July 31, 2006

Credit Crime

Greg Abbott the Attorney General of Texas is focusing on a growing trend of credit card abuse. Many credit card users do not know that a credit card receipt with the full account number and expiration date upon it can be as injurous to your financial security as actually losing your credit card. Such a reciept in the hands of a professional criminal could cost you a great deal of money and many hours and resources trying to clear your name.

In 2003 the Texas Legislature enacted legislation to protect consumers from credit card abuse by requiring all businesses to conceal all of the digits of your account number, except for the last four, and the expiration date, on all receipts paid for with credit or debit cards. The deadline for all Texas retailiers to be in compliance with this law passed with the beginning of this year.
This law does make an exception for transactions in which the only means of recording the credit or debit card number is by handwriting or an imprint of the card. Merchants are also allowed to keep a copy of the receipt with the full account number and expiration date on it to process your transaction. Businesses who continue to print the entire account number on consumer receips are violating the law and can be penalized up to $500.00 for each month of noncompliance. Attorney General Greg Abbott's office and local prosecutors are responsible for the enforcement of this law.

Attorney General Greg Abbott asks the public to contact his office via it's website at
www.oag.state.tx.us or calling (800) 252-8011 to file a consumer complaint if you notice any receipt containing more than the last four digits of a credit card or debit card number.

There are other things suggested to protect your identity and prevent credit/debit card abuse. When using your credit or debit card keep an eye on your card at all times (when possible) to be sure no extra imprints are made. When dining out in Frisco last year, I handed my credit card over to pay for a dinner out my wife and I had taken, two days later I found online that the charge was for nearly double what the receipt said it should be. A few phone calls later got me the information that the waitress had not only been caught padding my credit card but she had admitted to keeping a copy of the card to suppliment her ill gotten gains at a later time. Never allow a salesperson to write down your driver's license or Social Securty number.

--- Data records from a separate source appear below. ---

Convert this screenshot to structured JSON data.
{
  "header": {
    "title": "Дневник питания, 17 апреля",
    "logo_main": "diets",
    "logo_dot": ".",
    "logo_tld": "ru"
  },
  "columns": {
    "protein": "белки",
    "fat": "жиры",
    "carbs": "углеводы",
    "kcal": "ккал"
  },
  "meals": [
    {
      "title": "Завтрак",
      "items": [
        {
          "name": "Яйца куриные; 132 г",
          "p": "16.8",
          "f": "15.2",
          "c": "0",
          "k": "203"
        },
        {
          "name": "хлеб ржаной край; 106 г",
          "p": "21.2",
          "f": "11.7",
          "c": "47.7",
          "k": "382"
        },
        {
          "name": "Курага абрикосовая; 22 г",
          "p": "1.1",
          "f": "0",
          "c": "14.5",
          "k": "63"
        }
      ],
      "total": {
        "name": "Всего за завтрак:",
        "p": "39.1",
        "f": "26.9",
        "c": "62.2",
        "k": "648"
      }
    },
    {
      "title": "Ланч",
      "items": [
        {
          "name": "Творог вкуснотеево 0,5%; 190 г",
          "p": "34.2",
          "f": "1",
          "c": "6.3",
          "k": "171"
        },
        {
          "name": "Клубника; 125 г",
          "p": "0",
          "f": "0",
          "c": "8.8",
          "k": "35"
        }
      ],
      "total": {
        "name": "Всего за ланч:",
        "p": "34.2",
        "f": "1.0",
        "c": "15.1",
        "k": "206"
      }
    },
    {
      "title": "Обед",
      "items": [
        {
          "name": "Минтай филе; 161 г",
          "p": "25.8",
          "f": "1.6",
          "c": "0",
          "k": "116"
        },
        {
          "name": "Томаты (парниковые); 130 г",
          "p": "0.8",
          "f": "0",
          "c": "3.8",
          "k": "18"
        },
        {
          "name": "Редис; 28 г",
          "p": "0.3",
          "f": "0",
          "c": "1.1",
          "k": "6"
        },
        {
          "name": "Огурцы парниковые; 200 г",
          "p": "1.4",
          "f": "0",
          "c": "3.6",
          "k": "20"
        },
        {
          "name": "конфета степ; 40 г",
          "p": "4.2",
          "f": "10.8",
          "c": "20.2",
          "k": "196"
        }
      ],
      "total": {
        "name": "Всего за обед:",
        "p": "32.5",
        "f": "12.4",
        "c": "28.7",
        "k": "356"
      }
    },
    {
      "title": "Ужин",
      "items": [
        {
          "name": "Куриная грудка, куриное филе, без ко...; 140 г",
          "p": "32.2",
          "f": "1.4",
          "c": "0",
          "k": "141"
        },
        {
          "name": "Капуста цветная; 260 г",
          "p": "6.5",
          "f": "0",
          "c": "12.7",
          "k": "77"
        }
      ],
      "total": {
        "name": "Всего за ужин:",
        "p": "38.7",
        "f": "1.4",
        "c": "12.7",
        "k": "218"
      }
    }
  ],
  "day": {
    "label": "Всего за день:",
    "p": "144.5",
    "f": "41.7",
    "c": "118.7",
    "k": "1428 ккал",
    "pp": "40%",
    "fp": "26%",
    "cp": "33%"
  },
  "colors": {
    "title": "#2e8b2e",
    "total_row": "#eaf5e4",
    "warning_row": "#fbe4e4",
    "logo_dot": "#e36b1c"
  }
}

Beware of criminals who could tamper with your mail or trash, everyone should have an inexpensive shredder (crosscut is the best to have) to shred all those, "Pre-Approved Credit Card" offers and old bills that have all the information a crook would need to open an account in your name. Last month savvy residents in the Little Elm subdivision known as Villages of Eldorado noticed missing mail and notified the Little Elm post office. Postal officals investigating charged and later prosecuted the substitute mail carrier for allegidly stealing people's mail. Also check catalogues and magazine subscritions to ensure that your card number is not printed on the cover or mail order form (some companies actually do this). If you find it you can contact the company and request it be removed.

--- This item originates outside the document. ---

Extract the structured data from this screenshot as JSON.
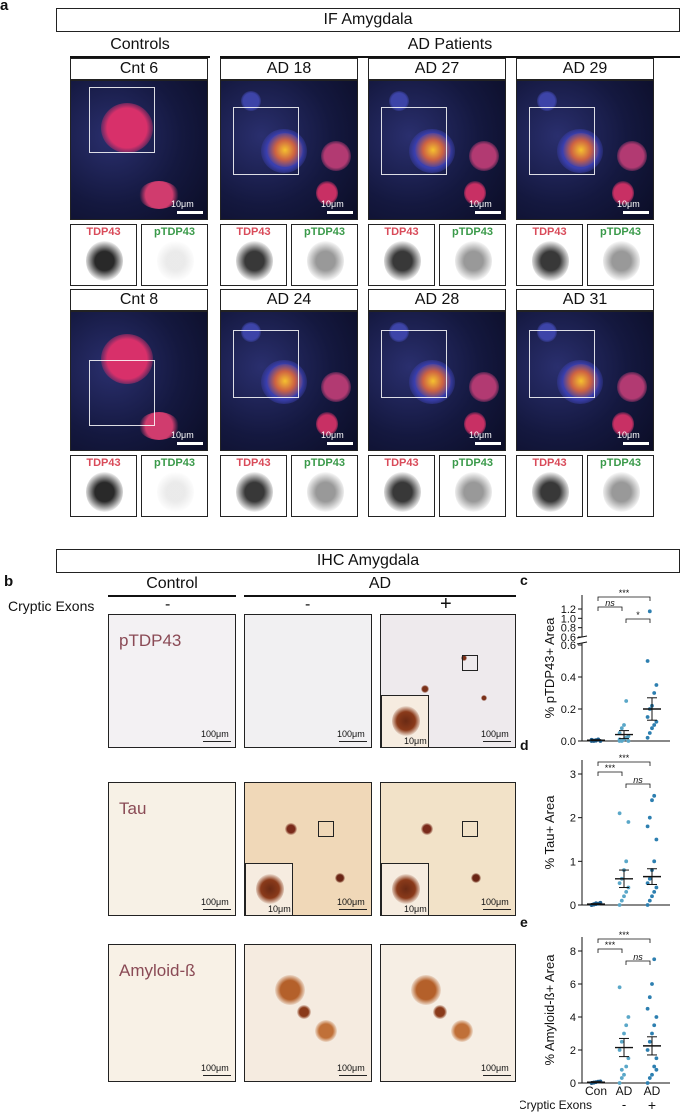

Never, ever give out your account number over the telephone unless you initiated the call and know your speaking with a reputable company. Ligitimate companies and financial institutions have polices to never call you and ask for or verify a credit or debit card number over the telephone. Examine your account statements carefull every month. If you suspect your account number has been compromised, immediately contact the financial institution and cancel the card. Failure to do this may leave you responsible for fradulent charges. I've made it a habit of checking all of our account information online at least once a week after finding that my wife's credit card had been hijacked by a teenager in California. I discovered this after seeing charges on my wife's account for thousands of dollars of computer equiptment to be shipped to a California address. Since I found the charge within days of it occuring I was able to stop the shipment and have the offender captured.

The Fair Credit Billing Act protects you if you report the loss of a credit card before it isused and the financial institution cannot hold you responsible for improper charges. If your card is used prior to being reported missing, you can be responsible for the first $50.00 of the unauthorized charges. Early reporting of fraud is extremely important. In addition you should conatct the three primary credit reporting agencies, Experian, Equifax and Trans Union to have a security alert or freeze placed on your credit report to protect your financial security. It is also a great idea to request a copy of your credit report from the Annual Credit Report Request Service (recent laws force credit reporting agencies to provide you with one free report per year). Check your reports for unauthorized account activity and report unauthorized charges and accounts to the appropriate sources quickly. Keep in mind fraudulent use of credit cards is not limited to the loss or theft of actual credit cards. A criminal only needs to know your credit card number to make numerous charges against your account or open new credit accounts in your name. Consumers and law enforcement must work together to fight credit card fraud.